Ze streed door tot het bittere eind: de Noord-Nederlandse advocaat-stagiaire aan wie de Orde van Advocaten een stageverklaring had geweigerd wegens ongeschiktheid voor het vak. Zij mag nu definitief geen advocaat meer zijn: de Raad van State heeft 13 juni beslist dat de weigering terecht is geweest en dat de rechtbank Overijssel hierover correct heeft geoordeeld.
De algemene raad van de Orde van Advocaten Noord-Nederland verleent in augustus 2016 de stagiaire-onderneemster niet de gewenste verklaring dat haar advocaatstage is voltooid. Als haar beroep tegen dit besluit door dezelfde raad ongegrond wordt verklaard, stapt ze naar de rechter.
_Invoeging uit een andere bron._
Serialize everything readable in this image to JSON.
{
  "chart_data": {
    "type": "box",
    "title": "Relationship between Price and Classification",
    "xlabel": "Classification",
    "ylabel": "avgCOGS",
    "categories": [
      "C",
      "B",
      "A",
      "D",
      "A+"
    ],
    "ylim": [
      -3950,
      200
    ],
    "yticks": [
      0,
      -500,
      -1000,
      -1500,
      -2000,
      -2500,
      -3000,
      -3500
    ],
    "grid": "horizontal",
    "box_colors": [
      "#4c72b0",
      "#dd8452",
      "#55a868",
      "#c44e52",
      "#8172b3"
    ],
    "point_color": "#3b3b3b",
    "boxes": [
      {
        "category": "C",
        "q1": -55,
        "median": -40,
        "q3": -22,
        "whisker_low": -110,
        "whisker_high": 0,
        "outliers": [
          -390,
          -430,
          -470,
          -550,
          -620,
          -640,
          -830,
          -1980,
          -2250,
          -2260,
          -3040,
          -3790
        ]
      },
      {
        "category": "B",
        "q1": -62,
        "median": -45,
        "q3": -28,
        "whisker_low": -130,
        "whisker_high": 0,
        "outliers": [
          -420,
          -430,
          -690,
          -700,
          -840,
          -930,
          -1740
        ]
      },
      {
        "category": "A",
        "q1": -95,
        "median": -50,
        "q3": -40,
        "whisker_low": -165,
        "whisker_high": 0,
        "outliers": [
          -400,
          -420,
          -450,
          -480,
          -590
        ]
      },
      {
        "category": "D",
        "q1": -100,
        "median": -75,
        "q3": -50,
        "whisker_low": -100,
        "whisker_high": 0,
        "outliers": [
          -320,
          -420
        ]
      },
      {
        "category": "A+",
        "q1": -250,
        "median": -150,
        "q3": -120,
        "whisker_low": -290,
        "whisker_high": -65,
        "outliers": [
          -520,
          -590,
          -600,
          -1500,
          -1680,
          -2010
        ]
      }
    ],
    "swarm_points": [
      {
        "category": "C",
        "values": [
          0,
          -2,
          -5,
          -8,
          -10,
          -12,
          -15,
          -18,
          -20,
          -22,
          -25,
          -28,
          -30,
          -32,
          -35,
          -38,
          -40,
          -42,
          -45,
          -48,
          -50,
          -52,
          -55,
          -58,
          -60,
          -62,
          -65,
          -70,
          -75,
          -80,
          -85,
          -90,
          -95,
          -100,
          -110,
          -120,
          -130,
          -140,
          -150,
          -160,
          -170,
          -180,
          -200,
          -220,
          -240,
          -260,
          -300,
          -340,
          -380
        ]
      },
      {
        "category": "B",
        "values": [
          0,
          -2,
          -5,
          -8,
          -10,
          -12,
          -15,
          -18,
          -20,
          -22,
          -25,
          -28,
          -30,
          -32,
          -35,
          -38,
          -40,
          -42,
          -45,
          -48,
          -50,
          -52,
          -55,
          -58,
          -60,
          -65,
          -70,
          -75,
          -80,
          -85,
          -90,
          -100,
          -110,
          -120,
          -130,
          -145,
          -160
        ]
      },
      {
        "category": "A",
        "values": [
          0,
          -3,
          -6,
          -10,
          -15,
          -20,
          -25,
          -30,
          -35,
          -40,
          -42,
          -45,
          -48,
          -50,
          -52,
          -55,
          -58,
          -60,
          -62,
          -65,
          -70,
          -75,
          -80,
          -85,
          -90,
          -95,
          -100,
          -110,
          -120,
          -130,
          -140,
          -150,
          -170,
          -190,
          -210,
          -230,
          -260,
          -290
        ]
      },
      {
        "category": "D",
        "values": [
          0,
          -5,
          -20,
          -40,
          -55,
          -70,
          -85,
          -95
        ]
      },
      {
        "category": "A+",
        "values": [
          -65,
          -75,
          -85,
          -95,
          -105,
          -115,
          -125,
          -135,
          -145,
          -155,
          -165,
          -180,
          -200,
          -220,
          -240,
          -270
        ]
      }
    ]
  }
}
Die geeft haar eveneens geen gelijk, waarna de gang naar de Raad van State volgt. In de tussentijd is zij eind maart 2017 van het tableau geschrapt: tot dat moment was ze zonder stageverklaring blijven doorwerken als advocaat.
De algemene raad van de orde heeft meerdere redenen om haar buiten de advocatuur te houden. Zo ontbreekt het haar aan voldoende praktijkervaring – de begeleiding bij strafzaken liet schijnbaar te wensen over – en haar kantoor staat er financieel zwak voor. Bovendien mankeert er het nodige aan haar ‘grondhouding als advocaat’. Er zijn acht ‘klachtwaardige incidenten’ gemeld, zowel binnen als buiten de rechtbank.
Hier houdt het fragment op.